De man haalde zijn neus op en spuwde een grote fluim op de straat. Hij zette zijn pet op en liep verder, helde even over naar links en stond toen weer rechtop. Nogmaals haalde hij zijn neus op en spuwde een fluim uit. Hij schudde zijn hoofd alsof hij de mist in zijn hoofd wilde kwijtraken en versnelde zijn pas. ‘Smeerlappen,’ mompelde de man in zichzelf.

Hij wachtte in het donker om te zien welke kant het slachtoffer op zou gaan. God zij geloofd liep de man rechtstreeks op hem af. De man stak de straat over en spuwde nog een keer. Hij voelde het mes in zijn hand, stapte uit het duister en liep hem achterna. De man draaide zich instinctief om, zag hem en bleef staan.

‘Aye, wat heeft dit te betekenen?’ brabbelde de man. Hij keek verbaasd, in verwarring gebracht.

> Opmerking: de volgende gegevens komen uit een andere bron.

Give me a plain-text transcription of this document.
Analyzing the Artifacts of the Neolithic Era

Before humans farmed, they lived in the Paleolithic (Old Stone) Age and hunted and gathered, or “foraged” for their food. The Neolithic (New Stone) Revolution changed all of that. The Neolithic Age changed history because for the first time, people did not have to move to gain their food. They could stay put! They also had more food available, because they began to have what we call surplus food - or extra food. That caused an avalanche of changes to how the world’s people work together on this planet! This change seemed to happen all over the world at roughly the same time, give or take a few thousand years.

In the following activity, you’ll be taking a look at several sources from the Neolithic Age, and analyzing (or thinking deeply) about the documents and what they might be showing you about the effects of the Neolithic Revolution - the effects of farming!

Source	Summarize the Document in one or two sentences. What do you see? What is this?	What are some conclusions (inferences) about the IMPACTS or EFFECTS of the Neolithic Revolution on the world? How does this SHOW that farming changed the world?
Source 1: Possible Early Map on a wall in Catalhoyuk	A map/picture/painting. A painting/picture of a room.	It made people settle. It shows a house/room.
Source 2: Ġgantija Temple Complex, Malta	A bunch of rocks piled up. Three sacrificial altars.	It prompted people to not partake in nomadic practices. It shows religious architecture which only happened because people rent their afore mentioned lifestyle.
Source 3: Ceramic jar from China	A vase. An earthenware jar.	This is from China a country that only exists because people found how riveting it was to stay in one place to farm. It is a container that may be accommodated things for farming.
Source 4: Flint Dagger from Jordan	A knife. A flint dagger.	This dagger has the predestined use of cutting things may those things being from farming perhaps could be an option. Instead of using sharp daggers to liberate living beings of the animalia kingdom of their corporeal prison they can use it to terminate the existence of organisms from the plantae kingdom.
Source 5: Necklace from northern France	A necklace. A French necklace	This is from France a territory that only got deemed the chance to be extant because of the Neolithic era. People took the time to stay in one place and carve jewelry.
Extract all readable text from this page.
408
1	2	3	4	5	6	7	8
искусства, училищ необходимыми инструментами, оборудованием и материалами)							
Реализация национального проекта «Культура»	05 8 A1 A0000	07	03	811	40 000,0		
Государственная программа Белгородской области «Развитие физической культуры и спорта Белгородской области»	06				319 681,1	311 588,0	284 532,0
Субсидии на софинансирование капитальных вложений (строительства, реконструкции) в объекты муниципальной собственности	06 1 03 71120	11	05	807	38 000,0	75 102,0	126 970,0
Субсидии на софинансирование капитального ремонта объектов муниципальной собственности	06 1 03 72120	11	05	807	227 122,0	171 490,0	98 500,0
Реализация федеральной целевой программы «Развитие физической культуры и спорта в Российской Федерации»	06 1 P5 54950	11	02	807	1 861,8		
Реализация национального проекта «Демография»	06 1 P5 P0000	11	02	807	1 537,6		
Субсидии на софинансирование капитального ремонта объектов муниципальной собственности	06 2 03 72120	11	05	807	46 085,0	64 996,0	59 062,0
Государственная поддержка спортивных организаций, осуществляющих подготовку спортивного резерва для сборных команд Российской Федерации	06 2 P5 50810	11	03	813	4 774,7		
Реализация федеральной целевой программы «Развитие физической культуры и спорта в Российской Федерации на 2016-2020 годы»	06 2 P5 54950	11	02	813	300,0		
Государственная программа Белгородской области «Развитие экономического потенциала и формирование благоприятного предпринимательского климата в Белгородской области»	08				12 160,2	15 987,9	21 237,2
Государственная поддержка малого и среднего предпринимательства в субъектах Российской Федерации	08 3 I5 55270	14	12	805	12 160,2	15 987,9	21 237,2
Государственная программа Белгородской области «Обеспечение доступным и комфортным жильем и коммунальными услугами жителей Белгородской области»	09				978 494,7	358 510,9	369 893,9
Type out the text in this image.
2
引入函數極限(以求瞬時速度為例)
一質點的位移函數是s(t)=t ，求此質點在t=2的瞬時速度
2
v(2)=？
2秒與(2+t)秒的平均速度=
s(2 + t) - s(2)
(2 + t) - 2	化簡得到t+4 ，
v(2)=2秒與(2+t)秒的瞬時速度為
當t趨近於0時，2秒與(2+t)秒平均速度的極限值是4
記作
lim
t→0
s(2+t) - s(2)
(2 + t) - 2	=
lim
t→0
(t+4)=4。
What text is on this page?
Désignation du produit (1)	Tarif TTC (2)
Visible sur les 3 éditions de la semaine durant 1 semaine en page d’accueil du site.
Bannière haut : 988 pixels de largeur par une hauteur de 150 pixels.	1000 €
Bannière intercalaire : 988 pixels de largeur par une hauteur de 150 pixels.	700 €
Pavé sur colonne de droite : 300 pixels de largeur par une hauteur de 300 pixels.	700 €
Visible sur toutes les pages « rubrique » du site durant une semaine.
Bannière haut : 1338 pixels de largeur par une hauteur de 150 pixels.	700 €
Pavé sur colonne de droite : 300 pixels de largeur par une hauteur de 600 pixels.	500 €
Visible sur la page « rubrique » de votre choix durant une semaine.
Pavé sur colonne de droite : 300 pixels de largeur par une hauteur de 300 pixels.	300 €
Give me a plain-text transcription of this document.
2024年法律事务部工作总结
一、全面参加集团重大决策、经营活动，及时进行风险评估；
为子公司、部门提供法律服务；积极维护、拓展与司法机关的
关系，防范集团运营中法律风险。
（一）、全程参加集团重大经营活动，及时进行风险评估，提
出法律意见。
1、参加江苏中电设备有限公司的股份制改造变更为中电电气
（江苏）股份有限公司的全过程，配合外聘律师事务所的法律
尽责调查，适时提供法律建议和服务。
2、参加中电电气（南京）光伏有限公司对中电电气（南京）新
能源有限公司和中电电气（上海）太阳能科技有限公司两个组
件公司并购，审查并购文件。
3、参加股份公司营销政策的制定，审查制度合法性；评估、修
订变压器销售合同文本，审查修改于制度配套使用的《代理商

Zonder zijn pas te onderbreken liep hij op de man af, trok het mes uit zijn zak en stak toe. Toen het mes tot aan het gevest was weggezonken, draaide hij het nog even snel om.

De ogen van het slachtoffer werden glazig, en rolden naar boven. Daar zou hij geen steun vinden. Onder begeleiding van doodsgerochel hapte de man naar lucht. Toen hij het mes terugtrok, zakte de man in elkaar. Onmiddellijk pakte hij zijn last op en droeg hem tien meter verder naar een stuk land waar zo te zien nog meer huizen in aanbouw waren. Als een lappenpop gooide hij de man op de grond, zonder ook maar de moeite te nemen het resultaat van zijn daad te verbergen. Pas toen keek hij om zich heen. Hij zag niemand. Hij was gezegend. Hij deed het mes terug in zijn zak en snelde weg van plek, want er was wederom een nachtelijke taak volbracht.